In the system, the cloud platform executes task operation by calling a functional interface through a script tool.
The embodiment of the application also provides a cloud platform, which comprises: the acquisition task management module is used for managing the acquisition task and sending the acquisition task to the vehicle machine through the communication module; the communication module is used for issuing an acquisition task to the vehicle machine; and receiving the image data sent by the vehicle machine; a processor module for extracting at least one image containing a specific marker from the image data, and calculating spatial position information according to pixel coordinates of the marker in the image; a map data module; and saving the calculated spatial position information, and informing an acquisition task management module that the acquisition task is completed.
In the cloud platform, the map data module also calls the checking module to check whether the space position information accords with a preset rule before storing the calculated space position information; and the checking module is used for checking whether the space position information accords with a preset rule, and if not, triggering the task management module to issue the acquisition task again.
Above-mentioned high in the clouds platform, inspection module is according to the type of specific identification thing, and the calling inspection rule is inspected, and the inspection rule includes: the distance between the guideboard and the lane line does not exceed a first preset threshold value; or the distance between the adjacent lane lines is a second preset threshold value.
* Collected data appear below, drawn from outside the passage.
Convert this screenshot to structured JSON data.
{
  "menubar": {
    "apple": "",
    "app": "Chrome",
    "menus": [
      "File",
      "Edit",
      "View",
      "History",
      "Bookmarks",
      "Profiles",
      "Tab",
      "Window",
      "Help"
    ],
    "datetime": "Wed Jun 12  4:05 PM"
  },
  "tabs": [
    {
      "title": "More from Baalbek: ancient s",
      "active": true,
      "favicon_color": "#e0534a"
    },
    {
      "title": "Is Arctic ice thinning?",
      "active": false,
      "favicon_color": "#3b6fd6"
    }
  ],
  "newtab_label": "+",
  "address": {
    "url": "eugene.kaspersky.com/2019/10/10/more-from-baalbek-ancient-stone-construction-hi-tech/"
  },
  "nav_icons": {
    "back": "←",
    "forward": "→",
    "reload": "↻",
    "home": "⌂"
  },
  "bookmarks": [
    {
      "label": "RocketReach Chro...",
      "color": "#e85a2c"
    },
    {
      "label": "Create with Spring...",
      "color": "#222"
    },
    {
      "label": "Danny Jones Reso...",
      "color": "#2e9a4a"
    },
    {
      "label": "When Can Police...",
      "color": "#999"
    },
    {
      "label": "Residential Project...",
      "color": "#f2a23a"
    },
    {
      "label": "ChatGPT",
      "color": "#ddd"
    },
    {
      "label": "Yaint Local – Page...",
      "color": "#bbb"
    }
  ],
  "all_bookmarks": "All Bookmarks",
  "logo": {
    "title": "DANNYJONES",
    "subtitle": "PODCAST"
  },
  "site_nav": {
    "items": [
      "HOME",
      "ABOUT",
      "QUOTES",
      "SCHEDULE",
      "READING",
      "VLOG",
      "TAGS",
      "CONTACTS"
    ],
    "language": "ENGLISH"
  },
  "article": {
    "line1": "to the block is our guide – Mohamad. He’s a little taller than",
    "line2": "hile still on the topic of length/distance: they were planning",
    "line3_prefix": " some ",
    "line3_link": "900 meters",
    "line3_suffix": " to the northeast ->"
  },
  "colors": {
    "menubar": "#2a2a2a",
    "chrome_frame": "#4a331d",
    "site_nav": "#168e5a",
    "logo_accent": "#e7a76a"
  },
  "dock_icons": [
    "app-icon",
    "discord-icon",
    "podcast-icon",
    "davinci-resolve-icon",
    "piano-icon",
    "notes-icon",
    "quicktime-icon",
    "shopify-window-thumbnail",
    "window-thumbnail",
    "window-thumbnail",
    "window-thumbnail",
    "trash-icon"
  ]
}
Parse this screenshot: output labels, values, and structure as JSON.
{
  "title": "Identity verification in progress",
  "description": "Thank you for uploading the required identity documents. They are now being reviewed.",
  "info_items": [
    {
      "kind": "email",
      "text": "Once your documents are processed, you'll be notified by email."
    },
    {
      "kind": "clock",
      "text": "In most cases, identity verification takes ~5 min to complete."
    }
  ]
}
In the cloud platform, the calculating spatial position information by the processor module according to the pixel coordinates of the identifier in the image specifically includes: receiving at least two images sent by a terminal and geographic position information when the images are shot, and identifying the same identifier contained in the at least two images; respectively calculating at least two groups of pixel coordinates of the marker and geographic position information when an image is shot; and generating the spatial position information of the marker according to the pixel coordinates and the geographic position information.
The cloud platform can automatically arrange the vehicle and the machine for data acquisition according to the task conditions, and automatically complete the whole process of obtaining the spatial position information of the marker from the image data according to the script tool after the image data of the vehicle and the machine are obtained. From the integral allocation of the acquisition task to the image processing and the verification of the calculation result, the acquisition task of the task management module is taken as an object to be managed, and compared with the prior art, the completion efficiency of the acquisition task is greatly improved.
It is to be understood that both the foregoing general description and the following detailed description are exemplary and explanatory only and are not restrictive of the application as claimed.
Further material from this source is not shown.